The NROL-108 payload was launched on a generally northeasterly trajectory. It was either bound for a low orbit or it was a relatively lightweight satellite — or both — because the first stage had enough propellant left over after climbing out of the lower atmosphere to reverse course and fly itself back to landing at the Cape Canaveral Space Force Station
It was SpaceX’s 22nd return-to-launch-site landing, the 19th in Florida with another three in California. Overall, the company has now recovered 70 first stage boosters since December 2015, including 48 aboard off-shore droneships.
SpaceX ended its launch commentary at booster touchdown and, as usual with classified NRO missions, no details were provided about second stage performance, the presumed deployment of the NROL-108 satellite or its initial orbit.

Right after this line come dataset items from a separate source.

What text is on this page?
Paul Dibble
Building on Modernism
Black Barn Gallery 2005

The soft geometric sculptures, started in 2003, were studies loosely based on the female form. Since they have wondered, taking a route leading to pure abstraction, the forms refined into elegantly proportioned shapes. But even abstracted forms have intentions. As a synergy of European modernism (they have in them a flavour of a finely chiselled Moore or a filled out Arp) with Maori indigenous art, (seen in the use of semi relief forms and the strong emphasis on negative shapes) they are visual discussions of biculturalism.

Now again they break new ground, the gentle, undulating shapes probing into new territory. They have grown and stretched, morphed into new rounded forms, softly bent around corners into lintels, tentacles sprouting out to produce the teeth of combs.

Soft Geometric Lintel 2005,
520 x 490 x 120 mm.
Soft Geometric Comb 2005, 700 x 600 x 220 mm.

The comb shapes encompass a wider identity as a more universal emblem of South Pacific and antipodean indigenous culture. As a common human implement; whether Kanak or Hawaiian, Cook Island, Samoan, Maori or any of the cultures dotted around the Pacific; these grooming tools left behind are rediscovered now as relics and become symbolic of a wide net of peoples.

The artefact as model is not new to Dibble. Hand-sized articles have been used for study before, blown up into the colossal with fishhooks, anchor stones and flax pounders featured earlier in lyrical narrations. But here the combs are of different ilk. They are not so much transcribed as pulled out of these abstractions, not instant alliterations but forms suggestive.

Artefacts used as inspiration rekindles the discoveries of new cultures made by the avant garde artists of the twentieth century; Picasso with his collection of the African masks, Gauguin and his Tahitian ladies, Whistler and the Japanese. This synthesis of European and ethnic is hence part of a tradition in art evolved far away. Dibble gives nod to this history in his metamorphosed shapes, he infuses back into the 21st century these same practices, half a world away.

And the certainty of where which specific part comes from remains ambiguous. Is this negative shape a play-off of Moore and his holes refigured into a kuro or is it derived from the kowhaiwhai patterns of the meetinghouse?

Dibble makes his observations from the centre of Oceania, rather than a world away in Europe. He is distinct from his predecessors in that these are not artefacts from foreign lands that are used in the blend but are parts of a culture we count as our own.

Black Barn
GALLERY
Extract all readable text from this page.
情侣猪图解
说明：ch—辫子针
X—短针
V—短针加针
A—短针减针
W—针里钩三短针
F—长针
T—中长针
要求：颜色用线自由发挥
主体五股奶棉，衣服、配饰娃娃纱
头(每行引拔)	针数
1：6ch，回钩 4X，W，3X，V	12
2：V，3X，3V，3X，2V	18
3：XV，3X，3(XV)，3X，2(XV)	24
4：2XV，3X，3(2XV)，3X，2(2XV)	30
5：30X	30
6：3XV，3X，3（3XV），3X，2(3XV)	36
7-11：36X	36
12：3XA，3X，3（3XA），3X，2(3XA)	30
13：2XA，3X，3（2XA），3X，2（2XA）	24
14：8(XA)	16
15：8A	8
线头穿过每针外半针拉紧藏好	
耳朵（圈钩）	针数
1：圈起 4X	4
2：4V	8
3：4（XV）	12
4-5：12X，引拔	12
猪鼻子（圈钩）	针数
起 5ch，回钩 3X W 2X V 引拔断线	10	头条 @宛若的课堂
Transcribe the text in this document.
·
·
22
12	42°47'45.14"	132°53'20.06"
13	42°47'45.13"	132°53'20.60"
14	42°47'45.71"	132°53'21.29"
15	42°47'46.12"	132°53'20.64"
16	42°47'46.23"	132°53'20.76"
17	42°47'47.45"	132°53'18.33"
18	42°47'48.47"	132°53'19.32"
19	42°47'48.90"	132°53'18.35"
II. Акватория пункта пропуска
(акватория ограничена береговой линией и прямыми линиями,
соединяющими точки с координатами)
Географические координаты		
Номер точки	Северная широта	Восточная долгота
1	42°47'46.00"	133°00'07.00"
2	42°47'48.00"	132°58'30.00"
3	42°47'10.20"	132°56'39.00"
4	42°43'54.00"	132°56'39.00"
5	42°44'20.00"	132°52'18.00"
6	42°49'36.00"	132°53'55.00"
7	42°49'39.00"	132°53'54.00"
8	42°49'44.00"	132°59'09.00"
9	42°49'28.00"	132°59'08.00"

“NROL-108 carries a national security payload designed, built and operated by the National Reconnaissance Office,” the NRO said in response to a query from Spaceflight Now. “Additional details about the payload and its mission are protected. The name or names of the contractor or contractors associated with building this payload is/are also protected.”
Amateur satellite analysts who attempt to track classified payloads had no insights into the nature of the satellite.
It was the third NRO satellite sent up this year, including one launched atop a United Launch Alliance Atlas 5 rocket on November 13 and another launched by a ULA Delta 4 Heavy rocket on December 10.
Despite a pandemic that slowed work on critical projects across the aerospace industry in 2020, SpaceX launched a record 26 Falcon 9s, including one sub-orbital test flight, pushing the company’s total to 103 since the rocket’s debut in 2010, 106 including three triple-core Falcon Heavies. The company’s previous one-year record, set in 2018, was 21.
SpaceX’s 2020 flights included 14 launches of the company’s Starlink internet relay satellites, two cargo-delivery missions to the International Space Station, the first two piloted flights of SpaceX’s Crew Dragon capsule and a dramatic in-flight test of the capsule’s emergency abort system.
The Crew Dragons carried six astronauts to the International Space Station, two in a test flight that launched May 30 and splashed down August 2, and four on the first operational flight of the ferry ship, launching on November 15. The four “Crew 1” astronauts are expected to remain aloft until next May.